This story has been updated.
Icy precipitation from a winter storm continued Wednesday, leaving thousands of residents without power and snapping trees and branches across northern Bexar County.
As of 9:30 p.m., 208 outages were affecting 10,311 CPS Energy customers, many in the Fair Oaks Ranch and Timberwood areas, according to CPS Energy’s outage map.
The accumulation of ice on power lines and trees took a toll, causing some of the outages. The ice also caused extensive damage to trees, breaking limbs and splitting trunks.
Tree service businesses reported an increase in calls for service due to the ice. Larry Snowdy, general manager of Republic Tree Service near Joint Base San Antonio-Camp Bullis, said he was experiencing a 400% to 500% increase in calls for tree cleanup and removal.
Calls were coming from the north central and northwest areas of San Antonio, he said, as well as residents from New Braunfels and Helotes. Snowdy said trees damaged by ice require proper cuts for the trees to heal, so residents should seek professional help for their damaged trees.
“If they leave them just splintered, it opens the trees to disease and poor health,” he said. “If there’s branches that are bent but not quite snapped off, that could cause more damage to the tree.”
Bob Hotard, a resident of Encino Park north of Loop 1604, realized one of the oak trees in front of his home was demolished when he said he heard the sound of what seemed to be firecrackers. It was actually wood splitting.
“This is just so different. It was like a series of pops,” he said.
Now Hotard expects the family will spend a few hundred dollars on a yard cleanup because of the size of the tree branches.
The National Weather Service said drizzle and freezing drizzle would continue through Wednesday evening, but temperatures were expected to rise above freezing later Thursday morning.
At least two school systems, including San Antonio Independent School District, said they planned to resume classes on Thursday.

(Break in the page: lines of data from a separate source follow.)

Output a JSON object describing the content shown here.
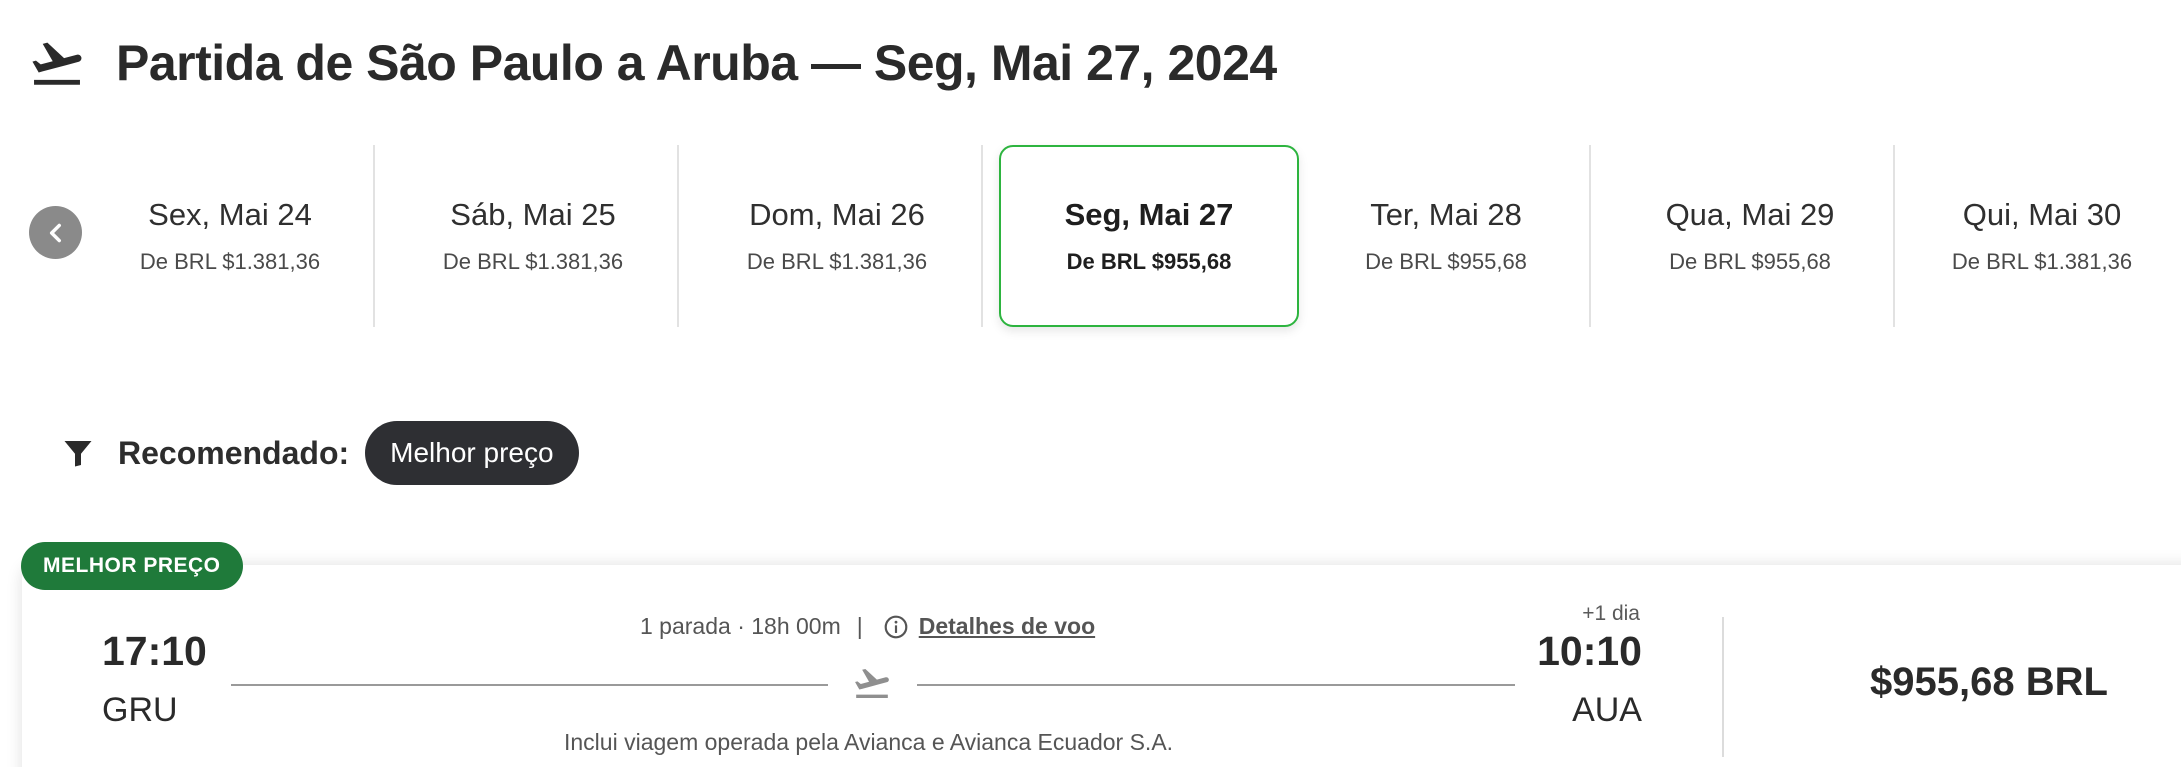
{
  "header": {
    "title": "Partida de São Paulo a Aruba — Seg, Mai 27, 2024",
    "icon": "airplane-takeoff-icon"
  },
  "date_strip": {
    "prev_icon": "chevron-left-icon",
    "items": [
      {
        "label": "Sex, Mai 24",
        "price": "De BRL $1.381,36",
        "selected": false
      },
      {
        "label": "Sáb, Mai 25",
        "price": "De BRL $1.381,36",
        "selected": false
      },
      {
        "label": "Dom, Mai 26",
        "price": "De BRL $1.381,36",
        "selected": false
      },
      {
        "label": "Seg, Mai 27",
        "price": "De BRL $955,68",
        "selected": true
      },
      {
        "label": "Ter, Mai 28",
        "price": "De BRL $955,68",
        "selected": false
      },
      {
        "label": "Qua, Mai 29",
        "price": "De BRL $955,68",
        "selected": false
      },
      {
        "label": "Qui, Mai 30",
        "price": "De BRL $1.381,36",
        "selected": false
      }
    ]
  },
  "sort": {
    "icon": "filter-icon",
    "label": "Recomendado:",
    "chip": "Melhor preço"
  },
  "flight": {
    "badge": "MELHOR PREÇO",
    "departure_time": "17:10",
    "departure_code": "GRU",
    "arrival_time": "10:10",
    "arrival_code": "AUA",
    "plus_day": "+1 dia",
    "stops_duration": "1 parada · 18h 00m",
    "separator": "|",
    "details_link": "Detalhes de voo",
    "operated_by": "Inclui viagem operada pela Avianca e Avianca Ecuador S.A.",
    "price": "$955,68 BRL"
  },
  "colors": {
    "selected_border": "#2db43f",
    "badge_bg": "#1f7a3a",
    "chip_bg": "#2e2f33"
  }
}
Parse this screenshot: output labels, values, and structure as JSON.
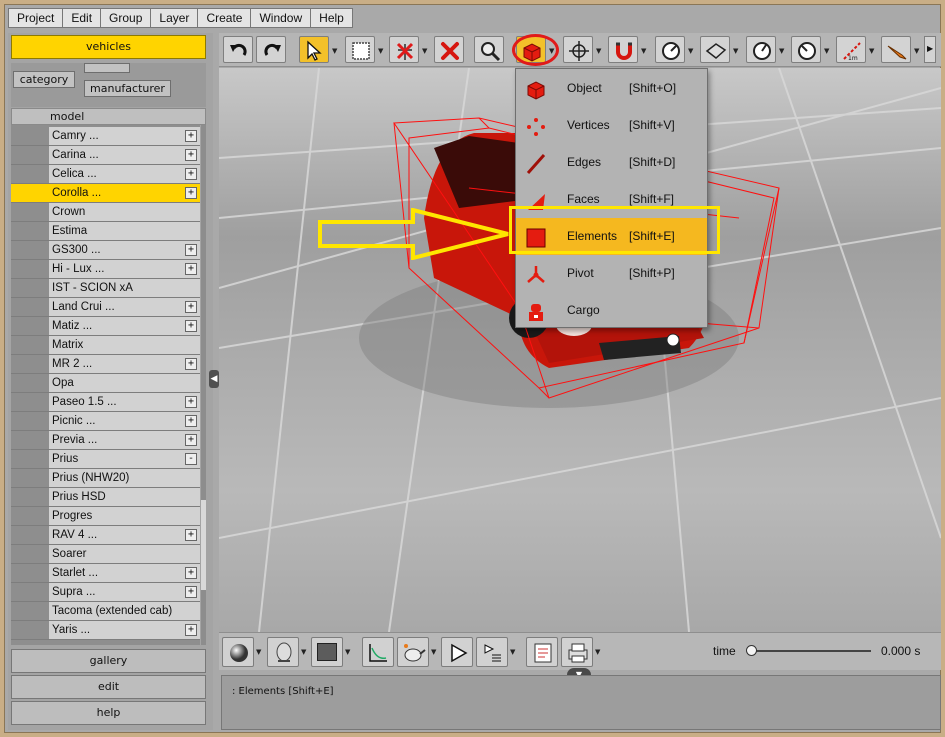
{
  "menubar": [
    "Project",
    "Edit",
    "Group",
    "Layer",
    "Create",
    "Window",
    "Help"
  ],
  "left_panel": {
    "vehicles_label": "vehicles",
    "tab_category": "category",
    "tab_manufacturer": "manufacturer",
    "column_header": "model",
    "rows": [
      {
        "label": "Camry ...",
        "expand": "+"
      },
      {
        "label": "Carina ...",
        "expand": "+"
      },
      {
        "label": "Celica ...",
        "expand": "+"
      },
      {
        "label": "Corolla ...",
        "expand": "+",
        "selected": true
      },
      {
        "label": "Crown",
        "expand": ""
      },
      {
        "label": "Estima",
        "expand": ""
      },
      {
        "label": "GS300 ...",
        "expand": "+"
      },
      {
        "label": "Hi - Lux ...",
        "expand": "+"
      },
      {
        "label": "IST - SCION xA",
        "expand": ""
      },
      {
        "label": "Land Crui ...",
        "expand": "+"
      },
      {
        "label": "Matiz ...",
        "expand": "+"
      },
      {
        "label": "Matrix",
        "expand": ""
      },
      {
        "label": "MR 2 ...",
        "expand": "+"
      },
      {
        "label": "Opa",
        "expand": ""
      },
      {
        "label": "Paseo 1.5 ...",
        "expand": "+"
      },
      {
        "label": "Picnic ...",
        "expand": "+"
      },
      {
        "label": "Previa ...",
        "expand": "+"
      },
      {
        "label": "Prius",
        "expand": "-"
      },
      {
        "label": "Prius (NHW20)",
        "expand": ""
      },
      {
        "label": "Prius HSD",
        "expand": ""
      },
      {
        "label": "Progres",
        "expand": ""
      },
      {
        "label": "RAV 4 ...",
        "expand": "+"
      },
      {
        "label": "Soarer",
        "expand": ""
      },
      {
        "label": "Starlet ...",
        "expand": "+"
      },
      {
        "label": "Supra ...",
        "expand": "+"
      },
      {
        "label": "Tacoma (extended cab)",
        "expand": ""
      },
      {
        "label": "Yaris ...",
        "expand": "+"
      }
    ],
    "gallery_label": "gallery",
    "edit_label": "edit",
    "help_label": "help"
  },
  "dropdown": {
    "items": [
      {
        "label": "Object",
        "shortcut": "[Shift+O]",
        "icon": "object-cube-icon"
      },
      {
        "label": "Vertices",
        "shortcut": "[Shift+V]",
        "icon": "vertices-icon"
      },
      {
        "label": "Edges",
        "shortcut": "[Shift+D]",
        "icon": "edges-icon"
      },
      {
        "label": "Faces",
        "shortcut": "[Shift+F]",
        "icon": "faces-icon"
      },
      {
        "label": "Elements",
        "shortcut": "[Shift+E]",
        "icon": "elements-icon",
        "highlighted": true
      },
      {
        "label": "Pivot",
        "shortcut": "[Shift+P]",
        "icon": "pivot-icon"
      },
      {
        "label": "Cargo",
        "shortcut": "",
        "icon": "cargo-icon"
      }
    ]
  },
  "timeline": {
    "label": "time",
    "value": "0.000 s",
    "position": 0
  },
  "status_text": ": Elements [Shift+E]",
  "colors": {
    "selection_yellow": "#ffd400",
    "highlight_orange": "#f5b81f",
    "annotation_red": "#e01a1a",
    "annotation_yellow": "#ffe600",
    "car_red": "#d41a0a"
  }
}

Northside ISD, the county’s largest school system, tweeted, “We anticipate all NISD schools and offices will be open and on regular schedule” on Thursday.
Late Wednesday, the Comal Independent School District announced campuses and departments would be closed Thursday. Boerne ISD also remained closed.
On Wednesday afternoon, the University of Texas at San Antonio said it would continue to operate on a modified schedule and all classes, including in-person learning, would remain online until 10 a.m. Thursday.
Bexar County Judge Peter Sakai said Wednesday the county’s emergency personnel were working to identify any residents who might need assistance, and those who do should call 311. He also asked “all residents to do their part and to stay off the roadways if possible.”
County offices and courts and most school districts remained closed Wednesday, and many agencies and businesses adjusted their hours. Because the Tax Assessor-Collector’s office was one of those shuttered, the property tax deadline has been pushed to Thursday, with hours extended to 6:30 p.m.
The city’s parks reported that parking lots at Eisenhower Park, Crownridge Park, Canyon Park and Friedrich Wilderness Park were closed due to fallen trees, and four low water crossing locations were barricaded: Old O’Connor Road at Lookout Road, Lockhill Road at White Bonnet Street, Maltsberger Lane from Country Parkway to U.S. Highway 281 and Southwell Road/Verbena Street to Encino Park.
The ice storm entered CPS Energy’s service area early Wednesday morning, leading to 26,000 power outages in northern and western San Antonio, although most residents saw their power restored as the day went on.
However, utility officials cautioned that outages could occur possibly into Thursday morning before temperatures rise enough to melt the ice.
National Weather Service meteorologist Paul Yura said Wednesday up to one-quarter of an inch of ice was being reported in northern Bexar County on trees, signs and power lines.
“Not all of Bexar County and the city of San Antonio experienced accumulating ice,” Yura said. “Today is the iffy part. … The south part of the city has hardly had any ice at all.”
Yura said northern Bexar County will remain at or below freezing and ice may not melt until Thursday afternoon, when temperatures are expected to rise to the 40s. The weather service discouraged travel through the Hill Country and in the Austin- San Antonio metropolitan areas.
CPS Energy reminded customers not to approach downed power lines and not to move or drive over downed power lines. Customers can report power lines that are down at 210-353-4357.